Bu tören ülkenin büyük tapınağında gençlerin
katılmasıyla yapılır... Etkili bir duyarlık uyarıcısıdır
«mokşa» ilacı. Bilinci büyütür, beynin etkinliğini
arttırır, bilinçdışının kavranışını olanaklı kılar.
Dağlarda yetişen bir tür mantardan elde edilen
«mokşa» ilacına Pala’lılar «gerçeği gösteren» de
derler. «Mokşa» ilacı alan kişi, cennetin cehennemin
ötesine ulaşan görsel bir kavrayışla, Budizm’deki
«boşluğun parlak ışığı»na varır. Kişinin kendi
beninden kurtulması için bir eğitim, bir yoldur
«mokşa» ilacı.
Ülkenin gençleri, koca bir alanda Buda ile Tanrı’nın
korkuluk biçiminde yapılmış dev kuklalarıyla
istedikleri gibi oynar, eğlenirler. Bununla onlara,
bütün tanrıların insanlarca yaratılmış, güçlerini de
insanlara borçlu oldukları, öğretilmek istenir.
Tanrı’dan olsun, insandan olsun, tepeden inme hiçbir
buyruğa körü körüne uymaz Pala yurttaşı. Kendi
özgür bilinciyle istencinin benimseyeceği yolda
davranır.
Pala yurttaşı üç dil konuşulur: Sanskritçe, Palaca,
İngilizce. Sanskritçe dinsel amaçlar için kullanılır.
Pala’nın İskoçyalı kurucusunun ülkeye soktuğu
İngilizce ise bilim ile alım satımın dilidir. Palaca özel
ilişkiler düzleminde kullanılır: Sevişme edimiyle ilgili
çok zengin bir sözcük dağarcığı vardır. Ülkede, sevişme
töresine büyük önem verildiği için, Pala’da basılmış ilk
İngilizce yapıtlar da Binbir Gece Masalları ile Diamant
Sutra çevirileridir.
Bir sevgi, barış, güzellik, umut toplumudur Pala.

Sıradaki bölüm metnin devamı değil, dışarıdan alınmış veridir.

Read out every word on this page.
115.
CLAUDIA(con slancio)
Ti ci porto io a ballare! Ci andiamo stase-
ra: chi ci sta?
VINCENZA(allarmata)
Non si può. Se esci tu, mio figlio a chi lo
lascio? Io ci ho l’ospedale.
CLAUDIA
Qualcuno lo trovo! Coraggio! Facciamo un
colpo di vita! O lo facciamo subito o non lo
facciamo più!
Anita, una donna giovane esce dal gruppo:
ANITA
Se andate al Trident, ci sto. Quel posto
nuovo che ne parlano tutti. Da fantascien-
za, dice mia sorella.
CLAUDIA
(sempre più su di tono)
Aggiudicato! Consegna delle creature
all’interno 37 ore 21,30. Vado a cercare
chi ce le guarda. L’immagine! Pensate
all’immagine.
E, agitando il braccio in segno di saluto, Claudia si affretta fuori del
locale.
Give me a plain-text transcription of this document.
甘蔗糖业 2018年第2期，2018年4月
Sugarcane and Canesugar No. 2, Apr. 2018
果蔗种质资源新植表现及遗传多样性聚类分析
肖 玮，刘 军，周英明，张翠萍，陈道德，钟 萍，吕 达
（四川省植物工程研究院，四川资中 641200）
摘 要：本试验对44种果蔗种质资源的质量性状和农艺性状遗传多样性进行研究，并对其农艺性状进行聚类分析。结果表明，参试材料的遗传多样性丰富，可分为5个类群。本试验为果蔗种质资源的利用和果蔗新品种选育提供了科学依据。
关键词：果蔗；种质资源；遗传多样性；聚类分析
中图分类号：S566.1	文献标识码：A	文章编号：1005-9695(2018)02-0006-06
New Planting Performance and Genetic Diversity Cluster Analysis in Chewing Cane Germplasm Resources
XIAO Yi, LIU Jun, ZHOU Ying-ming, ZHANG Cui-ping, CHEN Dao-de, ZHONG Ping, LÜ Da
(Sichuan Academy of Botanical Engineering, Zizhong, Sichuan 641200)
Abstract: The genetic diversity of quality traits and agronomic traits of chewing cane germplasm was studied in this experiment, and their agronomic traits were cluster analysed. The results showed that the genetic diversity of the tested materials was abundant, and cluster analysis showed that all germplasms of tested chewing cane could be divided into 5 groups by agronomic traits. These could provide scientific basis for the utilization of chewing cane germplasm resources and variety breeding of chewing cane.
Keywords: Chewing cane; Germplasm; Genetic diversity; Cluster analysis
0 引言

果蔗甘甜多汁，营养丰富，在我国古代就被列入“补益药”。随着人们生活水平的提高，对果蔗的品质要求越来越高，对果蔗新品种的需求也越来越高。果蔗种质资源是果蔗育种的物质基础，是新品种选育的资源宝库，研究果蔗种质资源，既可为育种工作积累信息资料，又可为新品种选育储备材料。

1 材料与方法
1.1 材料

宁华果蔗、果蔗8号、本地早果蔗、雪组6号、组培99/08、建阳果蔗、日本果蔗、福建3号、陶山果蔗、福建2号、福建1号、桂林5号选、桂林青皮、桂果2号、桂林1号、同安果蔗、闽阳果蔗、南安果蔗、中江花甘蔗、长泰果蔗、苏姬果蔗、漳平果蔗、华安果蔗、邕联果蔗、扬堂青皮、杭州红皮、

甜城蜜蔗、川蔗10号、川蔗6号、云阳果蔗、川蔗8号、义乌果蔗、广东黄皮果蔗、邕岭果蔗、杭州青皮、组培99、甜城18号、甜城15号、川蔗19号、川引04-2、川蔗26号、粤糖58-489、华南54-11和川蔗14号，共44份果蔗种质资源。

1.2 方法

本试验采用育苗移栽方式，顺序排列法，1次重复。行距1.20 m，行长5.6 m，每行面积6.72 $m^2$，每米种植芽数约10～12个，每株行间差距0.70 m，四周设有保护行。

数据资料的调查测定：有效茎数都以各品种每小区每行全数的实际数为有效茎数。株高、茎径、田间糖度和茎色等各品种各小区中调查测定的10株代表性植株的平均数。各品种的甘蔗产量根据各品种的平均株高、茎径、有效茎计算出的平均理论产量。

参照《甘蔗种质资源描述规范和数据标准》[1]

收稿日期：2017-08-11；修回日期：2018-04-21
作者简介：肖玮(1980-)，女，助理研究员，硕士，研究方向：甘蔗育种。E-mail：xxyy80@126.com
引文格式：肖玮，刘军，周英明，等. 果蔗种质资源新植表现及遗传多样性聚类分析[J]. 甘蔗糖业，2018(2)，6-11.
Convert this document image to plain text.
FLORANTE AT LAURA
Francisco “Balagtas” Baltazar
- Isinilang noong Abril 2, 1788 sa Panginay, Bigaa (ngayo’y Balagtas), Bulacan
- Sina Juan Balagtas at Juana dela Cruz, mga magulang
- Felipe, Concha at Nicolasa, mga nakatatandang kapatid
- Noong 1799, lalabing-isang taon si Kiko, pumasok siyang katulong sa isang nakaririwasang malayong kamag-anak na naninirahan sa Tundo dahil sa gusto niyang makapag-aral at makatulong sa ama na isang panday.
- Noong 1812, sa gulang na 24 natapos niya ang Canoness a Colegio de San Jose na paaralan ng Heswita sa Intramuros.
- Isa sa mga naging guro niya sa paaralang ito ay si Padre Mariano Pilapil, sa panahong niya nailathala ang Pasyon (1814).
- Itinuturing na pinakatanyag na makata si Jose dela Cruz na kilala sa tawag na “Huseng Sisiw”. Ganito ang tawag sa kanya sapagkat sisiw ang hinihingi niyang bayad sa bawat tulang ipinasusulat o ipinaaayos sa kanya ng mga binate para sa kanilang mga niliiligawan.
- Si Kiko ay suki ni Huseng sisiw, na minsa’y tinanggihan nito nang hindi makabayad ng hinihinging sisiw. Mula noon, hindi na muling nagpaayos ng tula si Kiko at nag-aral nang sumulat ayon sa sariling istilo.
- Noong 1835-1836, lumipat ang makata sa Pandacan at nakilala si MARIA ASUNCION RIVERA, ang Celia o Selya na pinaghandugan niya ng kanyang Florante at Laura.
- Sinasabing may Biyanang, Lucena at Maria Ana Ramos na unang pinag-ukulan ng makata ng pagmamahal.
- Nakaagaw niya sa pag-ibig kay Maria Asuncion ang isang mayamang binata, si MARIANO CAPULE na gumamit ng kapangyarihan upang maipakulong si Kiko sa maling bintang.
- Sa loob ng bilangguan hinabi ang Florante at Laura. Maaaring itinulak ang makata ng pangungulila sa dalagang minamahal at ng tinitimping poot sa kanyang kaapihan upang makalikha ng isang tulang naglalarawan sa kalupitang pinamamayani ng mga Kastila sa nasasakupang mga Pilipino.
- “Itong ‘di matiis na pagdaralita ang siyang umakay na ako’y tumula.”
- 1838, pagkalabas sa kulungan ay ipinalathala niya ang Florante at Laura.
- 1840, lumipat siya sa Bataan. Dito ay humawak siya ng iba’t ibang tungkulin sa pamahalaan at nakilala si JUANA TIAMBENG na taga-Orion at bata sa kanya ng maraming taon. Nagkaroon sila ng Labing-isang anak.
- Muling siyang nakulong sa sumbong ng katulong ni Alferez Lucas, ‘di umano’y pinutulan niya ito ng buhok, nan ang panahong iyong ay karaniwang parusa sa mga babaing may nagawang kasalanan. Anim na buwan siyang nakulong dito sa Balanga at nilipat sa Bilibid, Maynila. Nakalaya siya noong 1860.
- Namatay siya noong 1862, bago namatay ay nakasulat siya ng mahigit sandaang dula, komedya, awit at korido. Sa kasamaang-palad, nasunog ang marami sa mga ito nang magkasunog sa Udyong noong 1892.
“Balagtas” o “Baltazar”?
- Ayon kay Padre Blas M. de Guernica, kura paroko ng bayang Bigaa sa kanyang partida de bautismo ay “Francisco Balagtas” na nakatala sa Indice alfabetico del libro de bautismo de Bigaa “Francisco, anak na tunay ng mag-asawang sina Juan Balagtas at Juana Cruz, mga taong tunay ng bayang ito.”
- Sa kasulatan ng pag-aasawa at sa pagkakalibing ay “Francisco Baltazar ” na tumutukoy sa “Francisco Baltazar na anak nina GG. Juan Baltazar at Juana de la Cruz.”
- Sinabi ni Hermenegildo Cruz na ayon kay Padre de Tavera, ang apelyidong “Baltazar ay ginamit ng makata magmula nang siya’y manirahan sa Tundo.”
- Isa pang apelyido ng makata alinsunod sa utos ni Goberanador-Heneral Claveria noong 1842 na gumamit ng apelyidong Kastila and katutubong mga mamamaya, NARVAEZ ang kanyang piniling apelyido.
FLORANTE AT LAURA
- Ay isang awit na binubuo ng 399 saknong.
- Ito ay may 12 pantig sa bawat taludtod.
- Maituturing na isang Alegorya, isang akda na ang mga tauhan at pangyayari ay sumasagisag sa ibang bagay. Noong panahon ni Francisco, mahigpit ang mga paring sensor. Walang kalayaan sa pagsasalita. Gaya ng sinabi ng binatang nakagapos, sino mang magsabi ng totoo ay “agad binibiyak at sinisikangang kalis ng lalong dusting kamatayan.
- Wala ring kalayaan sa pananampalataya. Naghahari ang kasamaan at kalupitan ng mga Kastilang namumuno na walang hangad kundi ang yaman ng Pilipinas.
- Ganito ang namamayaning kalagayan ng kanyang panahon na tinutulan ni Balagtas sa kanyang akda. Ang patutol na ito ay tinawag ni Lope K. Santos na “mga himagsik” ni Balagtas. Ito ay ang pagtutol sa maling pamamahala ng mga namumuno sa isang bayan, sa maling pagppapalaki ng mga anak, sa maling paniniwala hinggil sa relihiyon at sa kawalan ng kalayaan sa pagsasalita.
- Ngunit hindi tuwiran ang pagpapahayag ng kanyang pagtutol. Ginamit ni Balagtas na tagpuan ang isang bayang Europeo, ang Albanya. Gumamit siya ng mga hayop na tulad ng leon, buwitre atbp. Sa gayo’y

Çağımızın, sonsuz kazanç tutkusuna dayalı yarış
toplumlarından, korkunun yönettiği sürü-
toplumlardan ayrıdır bu nitelikleriyle. Bu nitelikleri
yüzünden kötülükle çalkanan dünya denizleri
ortasında tutunamaz iyiliğin güzelliğin adası. Pala’nın
yıkımı, en yakın komşusundan gelir. Zorbalıkla gözü
dönmüş, budala bir genç raca, komşu ada
Rendang’dan saldırıya geçer. Pala’nın zengin petrol
yataklarına, madenlerine göz dikmiştir, bütün dünya
zorbaları gibi. Pala’nın sokaklarında zırhlı düşman
araçları ilerlerken, saldırgan diktatör, gene
dünyamızın kanıksanmış zorbalarını andırarak, büyük
gelecekten, zenginlikten, petrolden, gerçek ruhtan dem
vuran coşkulu söylevler çeker. Pala’nın güzel aydınlığı,
dünyanın çirkin karanlığına gömülmüştür. Ama
güzelliğin tohumu karanlıkta yokolmamıştır. Oradan
oraya uçan papağanlar, kendilerine Pala’da öğretilmiş
olan bir sözcüğü bağrışır dururlar: «Karuna.
Karuna.» Sevecenlik anlamına gelir bu sözcük.